This could be done by naming them one by one, e.g.
names(dat.list[["a"]]) <- filenames[["a"]]
or by putting this in a for-loop, but is there a more versatile method? Preferably a tidyverse friendly solution, along the lines of...
filenames %>% lapply(., lapply, read_csv) %>% #some naming call#
Or am I going about this in the wrong way?
Any help would be greatly appreciated, thanks.
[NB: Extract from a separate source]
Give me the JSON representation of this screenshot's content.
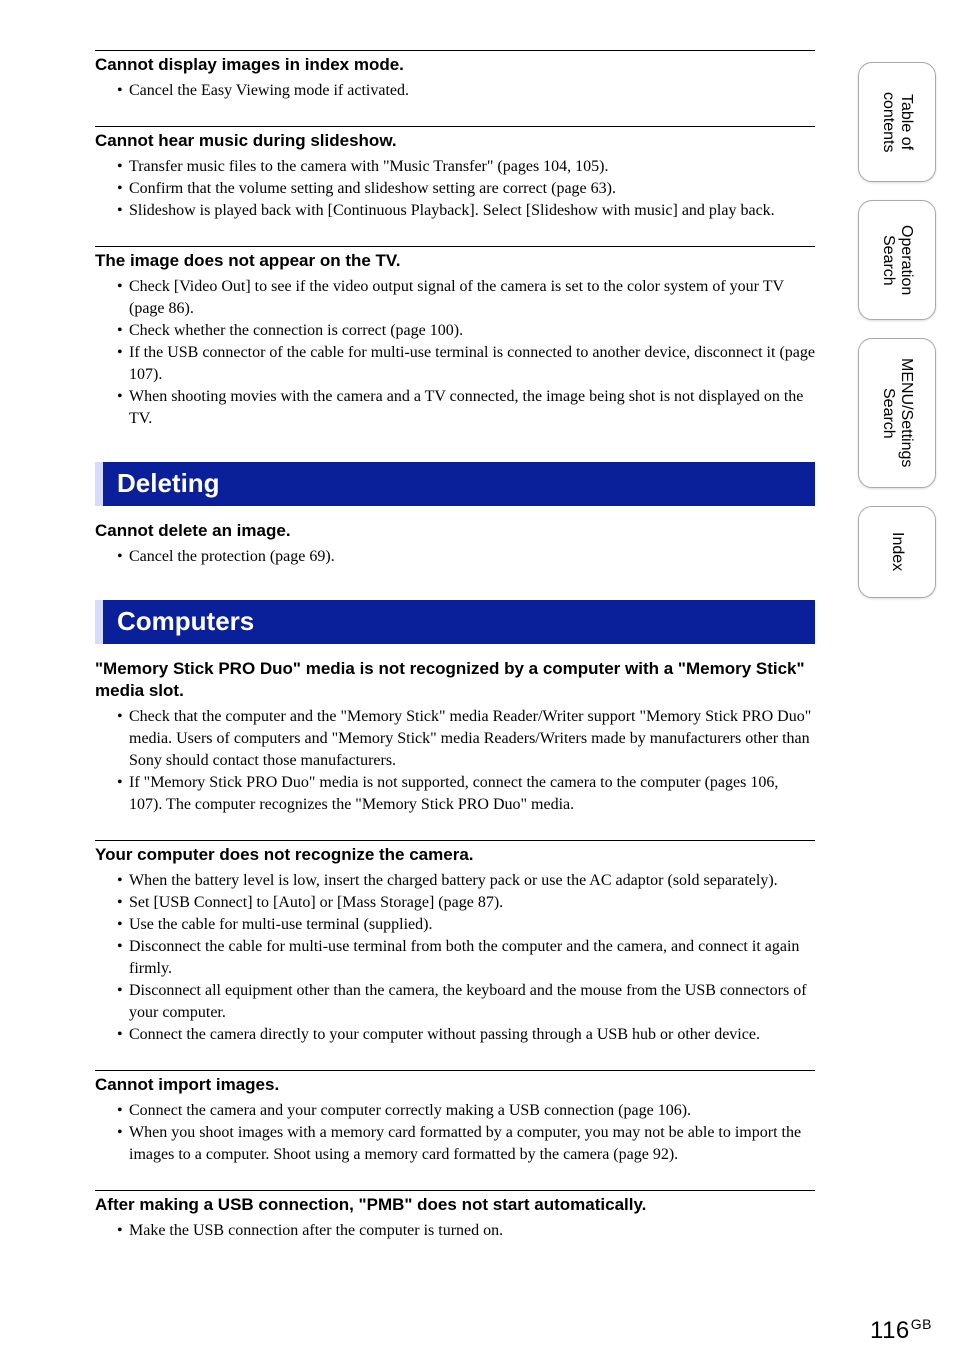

Based on the description, either we can use lapply to loop through the sequence of 'filenames' or with for loop to change the names of each of the dat.list[[i]] elements
lapply(seq_along(filenames), function(i) setNames(dat.list[[i]], filenames[[i]]))
Or with Map
Map(setNames, dat.list, filenames)
Or
for(i in seq_along(filenames)) names(dat.list[[i]]) <- filenames[[i]]
If we want to use tidyverse, the equivalent option based on base R Map would be
library(purrr)
map2(dat.list, filenames, setNames)
NOTE: The for loop assignment will reflect on the original 'dat.list', while we have to assign the lapply back to dat.list to update the 'dat.list'
data
filenames <- list(a = c('a1.csv', 'a2.csv'), b = c('b1.csv', 'b2.csv'))
set.seed(24)
dat.list <- lapply(1:2, function(i) replicate(2, as.data.frame(matrix(sample(1:5, 5*5,
replace = TRUE), 5, 5)), simplify = FALSE))